A big thank you to John Tranter, who sent me the link to his piece 'Lost Things in the Garden of Type'. As well as editing the excellent online journal Jacket Magazine, John has done more to promote Australian poets online than anyone else I know, including and especially the resource Australian Poetry Resources Internet Library.
Ok. I just walked out on the AFI screening of Kokoda in favour of coming home, writing this post and then putting in some more Mary Gilmore time. I am sure it had honorable movie intentions, but after 50 minutes, I was bored stiff. Boy to Man. Untrained to battle weary. Mateship. I was picking out the next one to die when I decided that I'd just had enough. I hadn't engaged with any of the characters and there's only so many times you can hear the same sound-effect to signal Teh Japanese Soldiers. It's the sort of movie Howard is probably proud to fund with government money, but it makes awful viewing. So here I am, ready to work, unrepentant that I left them all flailing in the mud.
If you want to see some great poetry sharing, head over to my post at Sarsaparilla. But here's another humble offering, since I'm talking about mud:
DIGGING
Between my finger and my thumb
The squat pen rests; as snug as a gun.
Under my window a clean rasping sound
When the spade sinks into gravelly ground:
My father, digging. I look down
Till his straining rump among the flowerbeds
Bends low, comes up twenty years away
Stooping in rhythm through potato drills
Where he was digging.
The coarse boot nestled on the lug, the shaft
Against the inside knee was levered firmly.
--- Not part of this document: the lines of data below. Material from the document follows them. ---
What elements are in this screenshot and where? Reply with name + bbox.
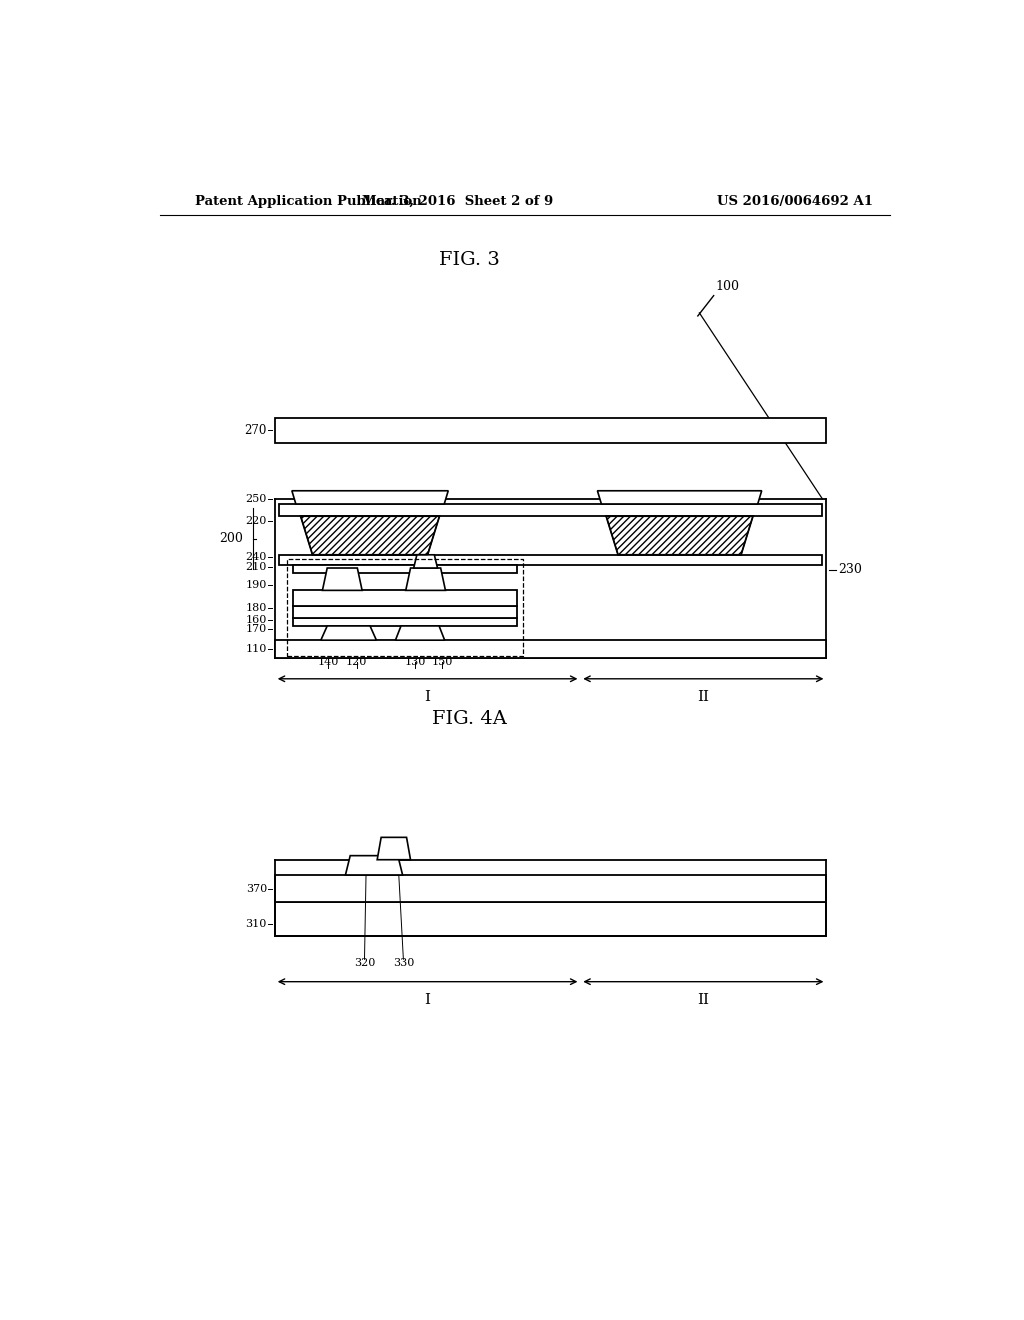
- Text: 240: 240: [246, 552, 267, 562]
- Polygon shape: [301, 516, 439, 554]
- Text: 200: 200: [219, 532, 243, 545]
- Polygon shape: [292, 491, 449, 504]
- Text: 210: 210: [246, 562, 267, 572]
- Text: FIG. 3: FIG. 3: [439, 251, 500, 269]
- Text: II: II: [697, 993, 710, 1007]
- Text: 220: 220: [246, 516, 267, 527]
- Text: 270: 270: [245, 424, 267, 437]
- Polygon shape: [597, 491, 762, 504]
- Bar: [293, 606, 517, 618]
- Text: 180: 180: [246, 603, 267, 612]
- Text: 160: 160: [246, 615, 267, 624]
- Bar: [274, 417, 826, 444]
- Polygon shape: [377, 837, 411, 859]
- Text: II: II: [697, 690, 710, 704]
- Text: 250: 250: [246, 494, 267, 504]
- Bar: [293, 590, 517, 606]
- Polygon shape: [321, 626, 377, 640]
- Text: 320: 320: [354, 958, 375, 969]
- Bar: [279, 554, 822, 565]
- Text: 330: 330: [392, 958, 414, 969]
- Text: I: I: [425, 690, 430, 704]
- Polygon shape: [323, 568, 362, 590]
- Text: I: I: [425, 993, 430, 1007]
- Polygon shape: [406, 568, 445, 590]
- Polygon shape: [414, 554, 437, 568]
- Text: 310: 310: [246, 919, 267, 929]
- Text: 130: 130: [404, 656, 426, 667]
- Text: FIG. 4A: FIG. 4A: [432, 710, 507, 729]
- Text: Patent Application Publication: Patent Application Publication: [196, 194, 422, 207]
- Text: 110: 110: [246, 644, 267, 655]
- Text: 230: 230: [839, 564, 862, 576]
- Text: 100: 100: [715, 280, 739, 293]
- Bar: [293, 618, 517, 626]
- Bar: [293, 565, 517, 573]
- Bar: [274, 640, 826, 659]
- Polygon shape: [606, 516, 753, 554]
- Text: 150: 150: [431, 656, 453, 667]
- Text: US 2016/0064692 A1: US 2016/0064692 A1: [717, 194, 872, 207]
- Text: 190: 190: [246, 581, 267, 590]
- Bar: [274, 875, 826, 903]
- Bar: [279, 504, 822, 516]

He rooted out tall tops, buried the bright edge deep
To scatter new potatoes that we picked
Loving their cool hardness in our hands.
By God, the old man could handle a spade,
Just like his old man.
My grandfather could cut more turf in a day
Than any other man on Toner's bog.
Once I carried him milk in a bottle
Corked sloppily with paper. He straightened up
To drink it, then fell to right away
Nicking and slicing neatly, heaving sods
Over his shoulder, digging down and down
For the good turf. Digging.
The cold smell of potato mold, the squelch and slap
Of soggy peat, the curt cuts of an edge
Through living roots awaken in my head.
But I've no spade to follow men like them.
Between my finger and my thumb
The squat pen rests.
I'll dig with it.
Seamus Heaney, from Selected Poems 1965-1975 (London: Faber & Faber, 1980)
And ay, here's the rub: that poem means something to me not because of it's content, although it's a very good poem, but because it was set for the HSC in 1987, and my brother was writing an essay on it the day he died. The book was open, some words were written on foolscap paper, and then some time afterwards he got up, went to the kitchen and killed himself. We all wonder about that day, and I constantly wonder what, if anything, this means. The last line written in his hand on the book page is 'Justification of him breaking with his roots'. Yes, well, indeed.
Sorry about that sledgehammer. I haven't thought about it for years. Must have been all that Kokoda mud. Sometimes poetry means so much more than the words on the page.
10 comments:
Big Hug.
what Laura said.
group hug it is
xxx
Thanks, girls. I felt a bit ashamed of myself today for pulling that one out of the hat, but I had a bit of a dark moment last night. I'm really not a pity junkie :)
So young!
I missed this till tonight. Black ice, as you say. Can I be in the group hug after the fact?
[tut] oh, if you have to, Pav!
OF COURSE
not enough group hugs in blogging, although Zoe is doing her best to redress the matter.
Bravely put, duck. A good hommage.
Sometimes the sledgehammer is the only way to fly.
My sister has a friend whose brother was like the boy in Alibrandi. The first time I saw the film, I knew what that fellow was going to do (the Matthew Newton character, John) when he would not dance at the Year 12 formal. I just knew. Afterwards my daughter asked me how, and I told her I knew someone like that once. (He was a dentist's son, though, not a pollie's.)
May these fellows rest easier every time we call them up. So to speak.
And I guess that qualifies as a spoiler, so you can delete it if you like. But the hug goes out all the same, squat like a pen. I like that poem too.
Actually, funny you should bring that up. The movie of Alibrandi freaks me out a bit because a lot of the details are so close to our story -- not the parental stuff, but the schools they used, and the Sydney locations. My brother had a scholarship to an inner-Sydney private school, and his girlfriend was at the convent school up at Rose Bay. It's set around a similar time too. I used to think the author knew him, but I'm not so sure anymore.
It'll be a long time before I can sit through the movie again; it was a painful experience.
My word yes, that is a tough coincidence. I think you're exempt from watching that for a good while - that part still upsets me, and it was a long time ago for my friends too.
Thanks for the sidebar nod, by the way - have I thanked you before? All my traffic seems to come from the kindness of bloggers now.